In the late morning we got excited when we came across a flock of about 120 bohemian waxwings.
I had read on the list server, it was Mike Hendricks our group leader who had posted it, that there had been a flock of around 500 of the waxwings down on Park Point the week prior to the count. So I was hoping that we would see some and that I would get some pics.
But waxwings are very nomadic and go where the berries are.
Large flocks usually strip the trees of their fruit fairly quickly and then they move on.This group was working on a mountain ash that was in some ones front yard in a residential area.The fun thing to watch though was after they ate some berries they would go to a neighboring pine tree for a drink of snow.I could have sat and watched them eat the snow all day but we had a job to do and so we moved on.Some of the more interesting species that our group spotted were a boreal chickadee, great gray owl, and a coopers hawk. Unfortunately I did not get any pictures of these.

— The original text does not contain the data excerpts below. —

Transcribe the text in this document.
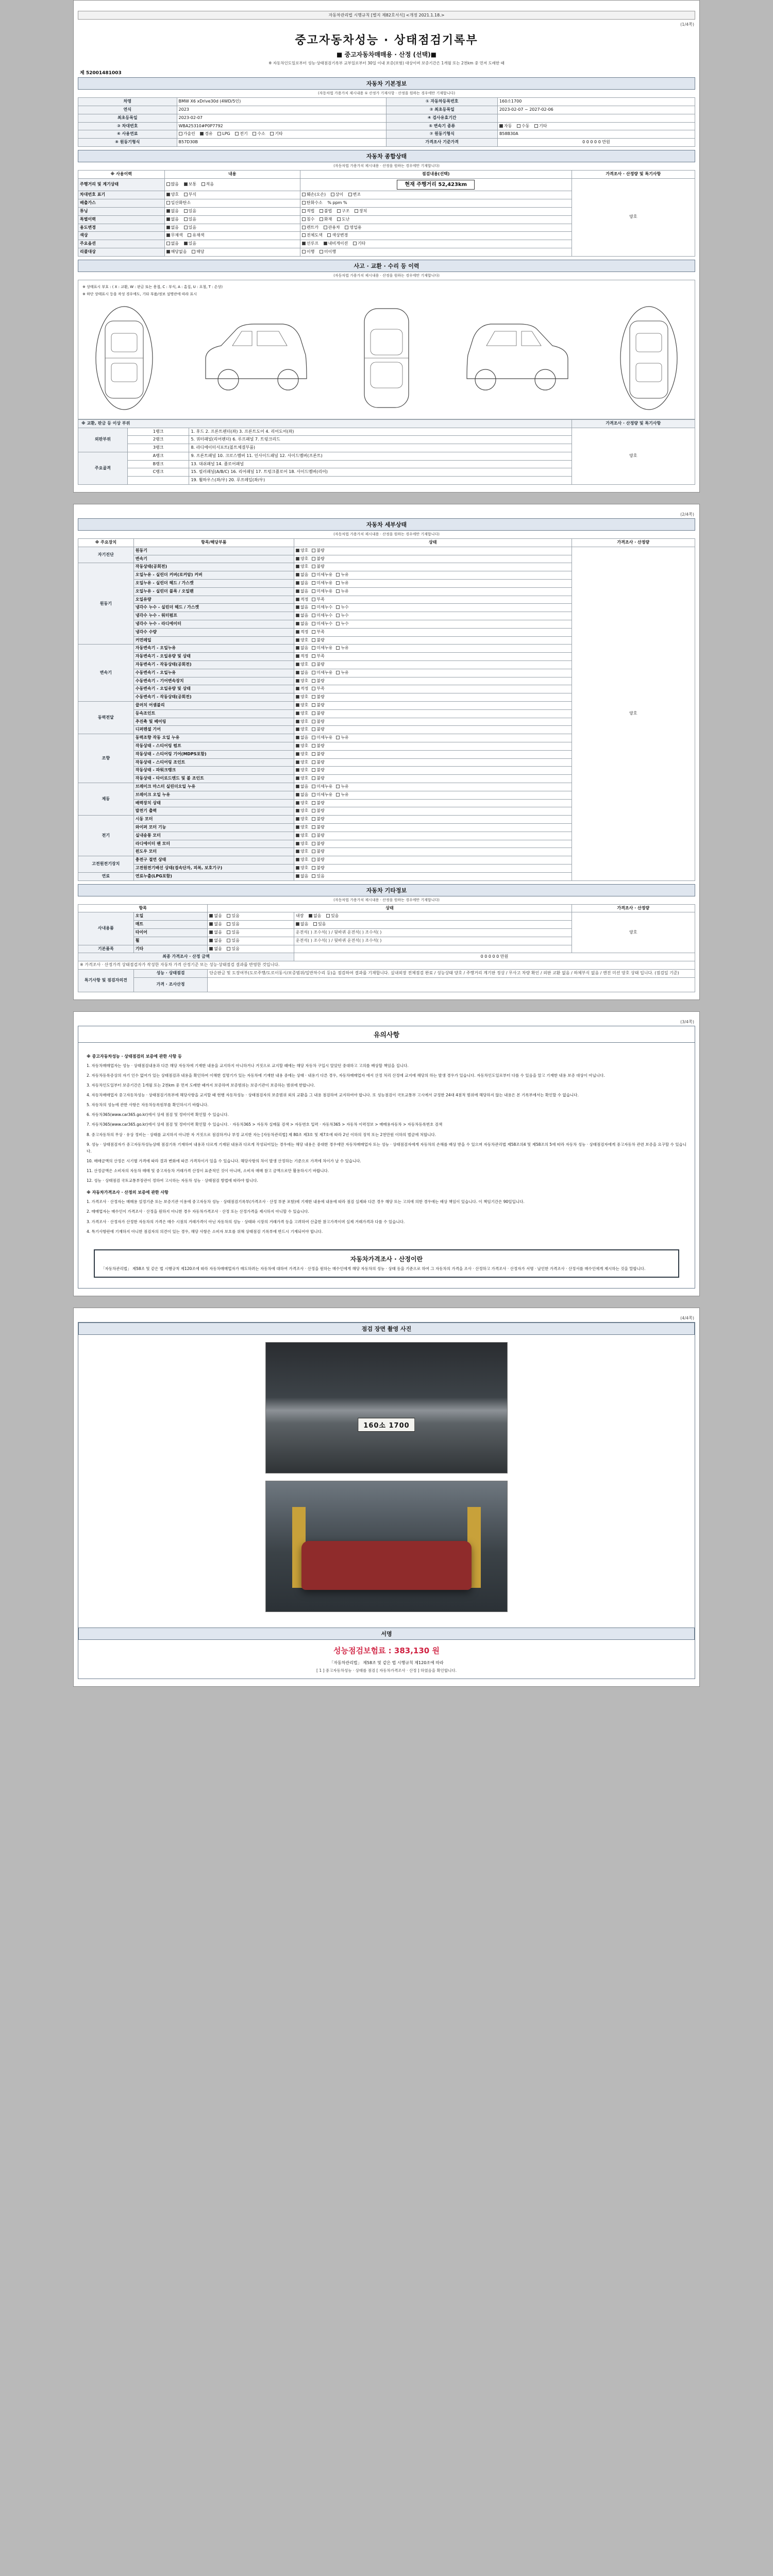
자동차관리법 시행규칙 [별지 제82호서식] <개정 2021.1.18.>
(1/4쪽)
중고자동차성능 · 상태점검기록부
■ 중고자동차매매용 · 산정 (선택)■
※ 자동차인도일로부터 성능·상태점검기록부 교부일로부터 30일 이내 보증(보험) 대상이며 보증기간은 1개월 또는 2천km 중 먼저 도래한 때
제 52001481003
자동차 기본정보
(자동차법 가용가치 제시내용 ① 산정가 기재사항 · 산정을 원하는 경우에만 기재합니다)
차명	BMW X6 xDrive30d (4WD/5인)	① 자동차등록번호	160소1700
연식	2023	② 최초등록일	2023-02-07 ~ 2027-02-06
최초등록일	2023-02-07	④ 검사유효기간	
③ 차대번호	WBA25310#P0P7792	⑤ 변속기 종류	자동 수동 기타
⑥ 사용연료	가솔린 경유 LPG 전기 수소 기타	⑦ 원동기형식	B58B30A
⑧ 원동기형식	B57D30B	가격조사 기준가격	0 0 0 0 0 만원
자동차 종합상태
(자동차법 가용가치 제시내용 · 산정을 원하는 경우에만 기재합니다)
※ 사용이력	내용	점검내용(선택)	가격조사 · 산정량 및 특기사항
주행거리 및 계기상태	많음 보통 적음	현재 주행거리 52,423km	양호
차대번호 표기	양호 부식	훼손(오손) 상이 변조	
배출가스	일산화탄소	탄화수소 % ppm %	
튜닝	없음 있음	적법 불법 구조 장치	
특별이력	없음 있음	침수 화재 도난	
용도변경	없음 있음	렌트카 관용차 영업용	
색상	무채색 유채색	전체도색 색상변경	
주요옵션	없음 있음	선루프 내비게이션 기타	
리콜대상	해당없음 해당	이행 미이행	
사고 · 교환 · 수리 등 이력
(자동차법 가용가치 제시내용 · 산정을 원하는 경우에만 기재합니다)
※ 상태표시 부호 : ( X : 교환, W : 판금 또는 용접, C : 부식, A : 흠집, U : 요철, T : 손상)
※ 하단 상태표시 등을 작성 경우에도, 기타 부품/정보 설명란에 따라 표시
※ 교환, 판금 등 이상 부위			가격조사 · 산정량 및 특기사항
외판부위	1랭크	1. 후드 2. 프론트펜더(좌) 3. 프론트도어 4. 리어도어(좌)	양호
	2랭크	5. 쿼터패널(리어펜더) 6. 루프패널 7. 트렁크리드	
	3랭크	8. 라디에이터서포트(볼트체결부품)	
주요골격	A랭크	9. 프론트패널 10. 크로스멤버 11. 인사이드패널 12. 사이드멤버(프론트)	
	B랭크	13. 대쉬패널 14. 플로어패널	
	C랭크	15. 필러패널(A/B/C) 16. 리어패널 17. 트렁크플로어 18. 사이드멤버(리어)	
		19. 휠하우스(좌/우) 20. 루프레일(좌/우)	
(2/4쪽)
자동차 세부상태
(자동차법 가용가치 제시내용 · 산정을 원하는 경우에만 기재합니다)
※ 주요장치	항목/해당부품	상태	가격조사 · 산정량
자기진단	원동기	양호 불량	양호
	변속기	양호 불량	
원동기	작동상태(공회전)	양호 불량	
	오일누유 - 실린더 커버(로커암) 커버	없음 미세누유 누유	
	오일누유 - 실린더 헤드 / 가스켓	없음 미세누유 누유	
	오일누유 - 실린더 블록 / 오일팬	없음 미세누유 누유	
	오일유량	적정 부족	
	냉각수 누수 - 실린더 헤드 / 가스켓	없음 미세누수 누수	
	냉각수 누수 - 워터펌프	없음 미세누수 누수	
	냉각수 누수 - 라디에이터	없음 미세누수 누수	
	냉각수 수량	적정 부족	
	커먼레일	양호 불량	
변속기	자동변속기 - 오일누유	없음 미세누유 누유	
	자동변속기 - 오일유량 및 상태	적정 부족	
	자동변속기 - 작동상태(공회전)	양호 불량	
	수동변속기 - 오일누유	없음 미세누유 누유	
	수동변속기 - 기어변속장치	양호 불량	
	수동변속기 - 오일유량 및 상태	적정 부족	
	수동변속기 - 작동상태(공회전)	양호 불량	
동력전달	클러치 어셈블리	양호 불량	
	등속조인트	양호 불량	
	추진축 및 베어링	양호 불량	
	디퍼렌셜 기어	양호 불량	
조향	동력조향 작동 오일 누유	없음 미세누유 누유	
	작동상태 - 스티어링 펌프	양호 불량	
	작동상태 - 스티어링 기어(MDPS포함)	양호 불량	
	작동상태 - 스티어링 조인트	양호 불량	
	작동상태 - 파워크랭크	양호 불량	
	작동상태 - 타이로드엔드 및 볼 조인트	양호 불량	
제동	브레이크 마스터 실린더오일 누유	없음 미세누유 누유	
	브레이크 오일 누유	없음 미세누유 누유	
	배력장치 상태	양호 불량	
	발전기 출력	양호 불량	
전기	시동 모터	양호 불량	
	와이퍼 모터 기능	양호 불량	
	실내송풍 모터	양호 불량	
	라디에이터 팬 모터	양호 불량	
	윈도우 모터	양호 불량	
고전원전기장치	충전구 절연 상태	양호 불량	
	고전원전기배선 상태(접속단자, 피복, 보호기구)	양호 불량	
연료	연료누출(LPG포함)	없음 있음	
자동차 기타정보
(자동차법 가용가치 제시내용 · 산정을 원하는 경우에만 기재합니다)
항목		상태		가격조사 · 산정량
사내용품	오일	없음 있음	내장 없음 있음	양호
	매트	없음 있음	없음 있음	
	타이어	없음 있음	운전석( ) 조수석( ) / 뒷바퀴 운전석( ) 조수석( )	
	휠	없음 있음	운전석( ) 조수석( ) / 뒷바퀴 운전석( ) 조수석( )	
기본품목	기타	없음 있음		
최종 가격조사 · 산정 금액			0 0 0 0 0 만원	
※ 가격조사 · 산정가격 상태점검자가 작성한 자동차 가격 산정기준 또는 성능·상태점검 결과를 반영한 것입니다.				
특기사항 및 점검자의견	성능 · 상태점검	단순판금 및 도장여부(도로주행/도로이동시/보증범위/일반차수리 등)을 점검하여 결과를 기재합니다. 실내외장 전체점검 완료 / 성능상태 양호 / 주행거리 계기판 정상 / 무사고 차량 확인 / 외판 교환 없음 / 하체부식 없음 / 엔진 미션 양호 상태 입니다. (점검일 기준)		
	가격 · 조사산정			
(3/4쪽)
유의사항
※ 중고자동차성능 · 상태점검의 보증에 관한 사항 등

1. 자동차매매업자는 성능 · 상태점검내용과 다른 해당 자동차에 기재한 내용을 교지하지 아니하거나 거짓으로 교지할 때에는 해당 자동차 구입시 알았던 중대하고 고의를 배상할 책임을 집니다.

2. 자동차등록증상의 자기 인수 없어가 있는 상태점검과 내용을 확인하여 이해한 설명기가 있는 자동차에 기재한 내용 중에는 상태 · 내용기 다른 경우, 자동차매매업자 에서 산정 처리 산정에 교지에 해당의 하는 발생 경우가 있습니다. 자동차인도일로부터 다를 수 있음을 알고 기재한 내용 보증 대상이 아닙니다.

3. 자동차인도일부터 보증기간은 1개월 또는 2천km 중 먼저 도래한 때까지 보증하며 보증범위는 보증기관이 보증하는 범위에 한합니다.

4. 자동차매매업자 중고자동차성능 · 상태점검기록부에 해당사항을 교지할 때 현행 자동차성능 · 상태점검자의 보증범위 외의 교환을 그 내용 점검하여 교지하여야 합니다. 또 성능점검이 국토교통부 고시에서 규정한 24대 4점적 범위에 해당하지 않는 내용은 본 기록부에서는 확인할 수 없습니다.

5. 자동차의 성능에 관한 사항은 자동차등록원부를 확인하시기 바랍니다.

6. 자동차365(www.car365.go.kr)에서 상세 점검 및 정비이력 확인할 수 있습니다.

7. 자동차365(www.car365.go.kr)에서 상세 점검 및 정비이력 확인할 수 있습니다. · 자동차365 > 자동차 실매물 검색 > 자동번호 입력 · 자동차365 > 자동차 이력정보 > 매매용자동차 > 자동차등록번호 검색

8. 중고자동차의 무상 · 유상 정비는 · 상태를 교지하지 아니한 자 거짓으로 점검하거나 부정 교지한 자는 [자동차관리법] 제 80조 제3호 및 제7호에 따라 2년 이하의 징역 또는 2천만원 이하의 벌금에 처합니다.

9. 성능 · 상태점검자가 중고자동차성능상태 점검기록 기재하여 내용과 다르게 기재된 내용과 다르게 작성되어있는 경우에는 해당 내용은 중대한 경우에만 자동차매매업자 또는 성능 · 상태점검자에게 자동차의 손해를 배상 받을 수 있으며 자동차관리법 제58조의4 및 제58조의 5에 따라 자동차 성능 · 상태점검자에게 중고자동차 관련 보증을 요구할 수 있습니다.

10. 매매금액의 산정은 시기별 가격에 따라 결과 변화에 따른 가격차이가 있을 수 있습니다. 해당사항의 차이 발생 산정하는 기준으로 가격에 차이가 날 수 있습니다.

11. 산정금액은 소비자의 자동차 매매 및 중고자동차 거래가격 산정이 표준적인 것이 아니며, 소비자 매매 참고 금액으로만 활용하시기 바랍니다.

12. 성능 · 상태점검 국토교통부장관이 정하여 고시하는 자동차 성능 · 상태점검 방법에 따라야 합니다.

※ 자동차가격조사 · 산정의 보증에 관한 사항

1. 가격조사 · 산정자는 매매용 설정기준 또는 보증기관 이용에 중고자동차 성능 · 상태점검기록부(가격조사 · 산정 부분 포함)에 기재한 내용에 내용에 따라 점검 실제와 다른 경우 해당 또는 고의에 의한 경우에는 배상 책임이 있습니다. 이 책임기간은 90일입니다.

2. 매매업자는 매수인이 가격조사 · 산정을 원하지 아니한 경우 자동차가격조사 · 산정 또는 산정가격을 제시하지 아니할 수 있습니다.

3. 가격조사 · 산정자가 산정한 자동차의 가격은 매수 시점의 거래가격이 아닌 자동차의 성능 · 상태와 시장의 거래가격 등을 고려하여 산출한 참고가격이며 실제 거래가격과 다를 수 있습니다.

4. 특기사항란에 기재하지 아니한 점검자의 의견이 있는 경우, 해당 사항은 소비자 보호를 위해 상태점검 기록부에 반드시 기재되어야 합니다.

자동차가격조사 · 산정이란
「자동차관리법」 제58조 및 같은 법 시행규칙 제120조에 따라 자동차매매업자가 매도하려는 자동차에 대하여 가격조사 · 산정을 원하는 매수인에게 해당 자동차의 성능 · 상태 등을 기준으로 하여 그 자동차의 가격을 조사 · 산정하고 가격조사 · 산정자가 서명 · 날인한 가격조사 · 산정서를 매수인에게 제시하는 것을 말합니다.
(4/4쪽)
점검 장면 촬영 사진
160소 1700
서명
성능점검보험료 : 383,130 원
「자동차관리법」 제58조 및 같은 법 시행규칙 제120조에 따라
[ 1 ] 중고자동차성능 · 상태를 점검 [ 자동차가격조사 · 산정 ] 하였음을 확인합니다.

We finished our area at around 3:00-3:30 so I headed off to check in at my hotel but on the way there I checked out the channel under the lift bridge. In the channel was a large flock of common goldeneye.So I took some pics until the sun set.I finally went to my hotel and checked in after it got dark. When I got to my room I shed all my extra layers of winter clothing and laid down on the bed. I woke up 3 hours later. Unfortunately it was too late for me to make the compilation dinner but from the information that I received there was a total of 55 species counted which is one less then the average of 56. The slow birding was prolly due to the weather which has been colder, with more snow, then in recent years.